You may see my "choice" to go on hormone therapy as the end of my fertility, but I don't see it that way. The truth is I was unable to birth children of my own from the day I was born. Yes, some trans people freeze their eggs or sperm before starting hormones, but I personally found the idea of "fathering" a child in the future to be dysphoric. (Not making any judgments about girls that do, it's just my own issue.) And the same holds true for same-sex couples. Just because they can't have biological children from sex alone doesn't give you the right to call their difficulties a "choice".
I'll be completely honest, accepting the fact of my infertility has been a real struggle for me sometimes. I still feel a twinge of jealousy and resentment whenever I see a pregnant woman. It's subsided over the years, but I still think, "Does she even know how lucky she is? Or does she just walk through life oblivious to her privilege?"
I feel the same way when cis women I know tell me I'm "so lucky" because I don't menstruate. Most of the time I just let it slide off my back, but sometimes it makes me want to lash out. First of all, I still have all the "symptoms" you do, minus the bleeding. My hormones cycle, I get PMS occasionally, and have to deal with bloating, food cravings, and all the rest. Secondly, can you remember when you were waiting for your first period to "welcome you into womanhood"? Maybe you thought it was scary or exciting. Maybe you worried about being the last one of your group of friends. Well, imagine going through all those emotions and then having it never happen. Sure, you get over it and move on with your life, but it still nags at the corner of your mind from time to time. Every time a girl asks if I can lend her a tampon or talks about something I'm expected to relate to but can't, a tiny part of me dies.
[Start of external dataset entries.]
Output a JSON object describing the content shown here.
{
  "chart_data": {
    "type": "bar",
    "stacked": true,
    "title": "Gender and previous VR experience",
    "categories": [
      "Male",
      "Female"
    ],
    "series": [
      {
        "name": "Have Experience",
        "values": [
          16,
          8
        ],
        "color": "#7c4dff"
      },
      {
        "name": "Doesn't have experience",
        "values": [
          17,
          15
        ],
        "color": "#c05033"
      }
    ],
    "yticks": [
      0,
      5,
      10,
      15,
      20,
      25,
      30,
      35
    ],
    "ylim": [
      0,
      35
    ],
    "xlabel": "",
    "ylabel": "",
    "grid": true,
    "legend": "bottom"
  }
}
It's just another case of the grass being greener on the other side. In many ways, having absolutely no danger of unwanted pregnancy is a relief. My partner and I don't have to worry about birth control and I'm extremely lucky to have met someone who already wanted to adopt before he met me. And when I think logically about it, it's actually a good thing we can't have biological children. There's mental illness and cancer in my family and plenty of health issues in his family. And even though the hardcore feminist in me knows there's way more to being a woman than menstruation and pregnancy, there's still a teeny tiny part of me that has internalized the sexist belief that my lack of either makes me less of a woman.
Most of the time I try to have a sense of humor about my situation. The title of this article, "Sterile as a Surgeon", is a phrase I use quite often to describe my reproductive abilities. But it's not the only thing that defines me. I don't like to brag, but I'm a pretty awesome lady in a lot of ways, and I strongly believe I will be a pretty awesome mother in the future to my adopted kids. I'll have my own issues to deal with, just as a woman dealing with pregnancy will have her own issues to deal with, but we can still stick up for each other. We can encourage each other. We can talk about what makes a woman or what makes a mom and what does not. Whenever I feel down about my sterility, I just remember that being infertile is only a state of being and it is no more or less valid than any other. We're all human beings who deserve love and respect, the rest is just details to keep life interesting.